His sisters were anxious for his having an estate of his own; but, though he was now
only established as a tenant, Miss Bingley was by no means unwilling to preside at his
table--nor was Mrs. Hurst, who had married
a man of more fashion than fortune, less disposed to consider his house as her home
when it suited her.
Mr. Bingley had not been of age two years, when he was tempted by an accidental
recommendation to look at Netherfield House.
He did look at it, and into it for half-an- hour--was pleased with the situation and
the principal rooms, satisfied with what the owner said in its praise, and took it
immediately.
Between him and Darcy there was a very steady friendship, in spite of great
opposition of character.
Bingley was endeared to Darcy by the easiness, openness, and ductility of his
temper, though no disposition could offer a greater contrast to his own, and though
with his own he never appeared dissatisfied.

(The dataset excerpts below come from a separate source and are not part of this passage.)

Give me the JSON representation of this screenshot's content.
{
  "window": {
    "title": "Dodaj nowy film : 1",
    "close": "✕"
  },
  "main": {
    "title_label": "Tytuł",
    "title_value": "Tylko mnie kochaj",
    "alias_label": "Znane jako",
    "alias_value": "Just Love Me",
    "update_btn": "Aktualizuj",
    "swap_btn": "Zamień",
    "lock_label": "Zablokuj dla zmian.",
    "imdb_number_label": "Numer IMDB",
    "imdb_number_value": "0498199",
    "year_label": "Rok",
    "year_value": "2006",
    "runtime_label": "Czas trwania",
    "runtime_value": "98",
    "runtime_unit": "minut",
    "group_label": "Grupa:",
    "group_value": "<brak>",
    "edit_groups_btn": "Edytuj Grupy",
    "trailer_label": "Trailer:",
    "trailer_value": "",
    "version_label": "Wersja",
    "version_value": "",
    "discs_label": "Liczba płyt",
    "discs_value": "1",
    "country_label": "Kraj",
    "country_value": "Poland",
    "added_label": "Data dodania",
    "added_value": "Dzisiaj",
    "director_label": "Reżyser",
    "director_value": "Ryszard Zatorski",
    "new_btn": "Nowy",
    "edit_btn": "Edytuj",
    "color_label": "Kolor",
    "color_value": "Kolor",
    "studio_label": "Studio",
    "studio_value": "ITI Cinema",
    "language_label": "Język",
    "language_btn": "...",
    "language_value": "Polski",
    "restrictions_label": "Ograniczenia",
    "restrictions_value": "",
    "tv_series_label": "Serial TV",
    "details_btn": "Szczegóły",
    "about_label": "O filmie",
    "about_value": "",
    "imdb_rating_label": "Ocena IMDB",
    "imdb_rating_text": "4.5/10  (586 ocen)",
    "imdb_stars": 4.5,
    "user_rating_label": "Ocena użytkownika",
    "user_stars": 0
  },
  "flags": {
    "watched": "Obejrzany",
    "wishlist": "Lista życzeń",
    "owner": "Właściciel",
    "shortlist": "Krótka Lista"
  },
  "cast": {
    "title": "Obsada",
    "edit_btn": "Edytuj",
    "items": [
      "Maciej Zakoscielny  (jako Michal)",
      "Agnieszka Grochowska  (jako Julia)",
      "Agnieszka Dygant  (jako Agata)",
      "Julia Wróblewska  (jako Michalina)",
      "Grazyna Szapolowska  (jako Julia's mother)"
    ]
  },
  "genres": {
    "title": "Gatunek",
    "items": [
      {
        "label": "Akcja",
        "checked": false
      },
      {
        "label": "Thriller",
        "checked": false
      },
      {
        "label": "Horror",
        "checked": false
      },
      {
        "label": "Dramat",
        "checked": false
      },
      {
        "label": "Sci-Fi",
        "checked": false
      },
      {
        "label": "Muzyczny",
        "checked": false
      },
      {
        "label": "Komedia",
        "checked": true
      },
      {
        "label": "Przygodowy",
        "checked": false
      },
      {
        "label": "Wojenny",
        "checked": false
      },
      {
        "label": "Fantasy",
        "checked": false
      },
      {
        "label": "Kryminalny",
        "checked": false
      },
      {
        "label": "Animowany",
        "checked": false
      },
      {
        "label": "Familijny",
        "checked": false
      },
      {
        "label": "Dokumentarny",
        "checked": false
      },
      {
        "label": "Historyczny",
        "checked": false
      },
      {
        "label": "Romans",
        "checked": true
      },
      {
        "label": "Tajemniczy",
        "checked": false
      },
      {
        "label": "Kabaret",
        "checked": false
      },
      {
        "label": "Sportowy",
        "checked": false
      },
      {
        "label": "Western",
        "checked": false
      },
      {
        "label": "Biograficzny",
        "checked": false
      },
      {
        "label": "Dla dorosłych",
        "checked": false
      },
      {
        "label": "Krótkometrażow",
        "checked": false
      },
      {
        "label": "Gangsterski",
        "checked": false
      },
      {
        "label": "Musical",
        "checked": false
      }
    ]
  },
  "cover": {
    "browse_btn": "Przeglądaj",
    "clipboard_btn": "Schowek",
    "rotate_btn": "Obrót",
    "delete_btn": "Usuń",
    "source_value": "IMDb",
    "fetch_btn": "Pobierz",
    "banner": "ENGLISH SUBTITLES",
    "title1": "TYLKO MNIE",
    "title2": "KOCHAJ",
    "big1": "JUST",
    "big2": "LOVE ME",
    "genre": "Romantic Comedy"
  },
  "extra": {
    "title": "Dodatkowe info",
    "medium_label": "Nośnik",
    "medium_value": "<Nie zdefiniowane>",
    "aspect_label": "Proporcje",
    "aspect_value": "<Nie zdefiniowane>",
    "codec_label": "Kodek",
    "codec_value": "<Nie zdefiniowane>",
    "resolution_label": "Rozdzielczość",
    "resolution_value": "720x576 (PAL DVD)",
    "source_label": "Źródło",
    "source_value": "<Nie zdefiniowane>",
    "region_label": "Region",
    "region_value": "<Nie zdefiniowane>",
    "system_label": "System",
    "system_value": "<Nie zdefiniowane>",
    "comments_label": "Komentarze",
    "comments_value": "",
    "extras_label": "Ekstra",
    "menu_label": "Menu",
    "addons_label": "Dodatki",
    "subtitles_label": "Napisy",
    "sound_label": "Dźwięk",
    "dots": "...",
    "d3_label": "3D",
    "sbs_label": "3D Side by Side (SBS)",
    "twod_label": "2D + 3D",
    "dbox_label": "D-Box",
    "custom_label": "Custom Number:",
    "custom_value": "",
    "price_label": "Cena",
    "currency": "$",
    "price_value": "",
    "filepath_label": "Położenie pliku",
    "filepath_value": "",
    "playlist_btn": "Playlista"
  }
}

On the strength of Darcy's regard, Bingley had the firmest reliance, and of his
judgement the highest opinion.
In understanding, Darcy was the superior. Bingley was by no means deficient, but
Darcy was clever.
He was at the same time haughty, reserved, and fastidious, and his manners, though
well-bred, were not inviting. In that respect his friend had greatly the
advantage.
Bingley was sure of being liked wherever he appeared, Darcy was continually giving
offense.
The manner in which they spoke of the Meryton assembly was sufficiently
characteristic.
Bingley had never met with more pleasant people or prettier girls in his life;
everybody had been most kind and attentive to him; there had been no formality, no
stiffness; he had soon felt acquainted with
all the room; and, as to Miss Bennet, he could not conceive an angel more beautiful.
Darcy, on the contrary, had seen a collection of people in whom there was
little beauty and no fashion, for none of whom he had felt the smallest interest, and
from none received either attention or pleasure.
Miss Bennet he acknowledged to be pretty, but she smiled too much.
Mrs. Hurst and her sister allowed it to be so--but still they admired her and liked
her, and pronounced her to be a sweet girl, and one whom they would not object to know
more of.
Miss Bennet was therefore established as a sweet girl, and their brother felt
authorized by such commendation to think of her as he chose.
>
CHAPTER 5
Within a short walk of Longbourn lived a family with whom the Bennets were
particularly intimate.
Sir William Lucas had been formerly in trade in Meryton, where he had made a
tolerable fortune, and risen to the honour of knighthood by an address to the king
during his mayoralty.
The distinction had perhaps been felt too strongly.
It had given him a disgust to his business, and to his residence in a small market
town; and, in quitting them both, he had removed with his family to a house about a
mile from Meryton, denominated from that
period Lucas Lodge, where he could think with pleasure of his own importance, and,
unshackled by business, occupy himself solely in being civil to all the world.
For, though elated by his rank, it did not render him supercilious; on the contrary,
he was all attention to everybody.
By nature inoffensive, friendly, and obliging, his presentation at St. James's
had made him courteous.
Lady Lucas was a very good kind of woman, not too clever to be a valuable neighbour
to Mrs. Bennet. They had several children.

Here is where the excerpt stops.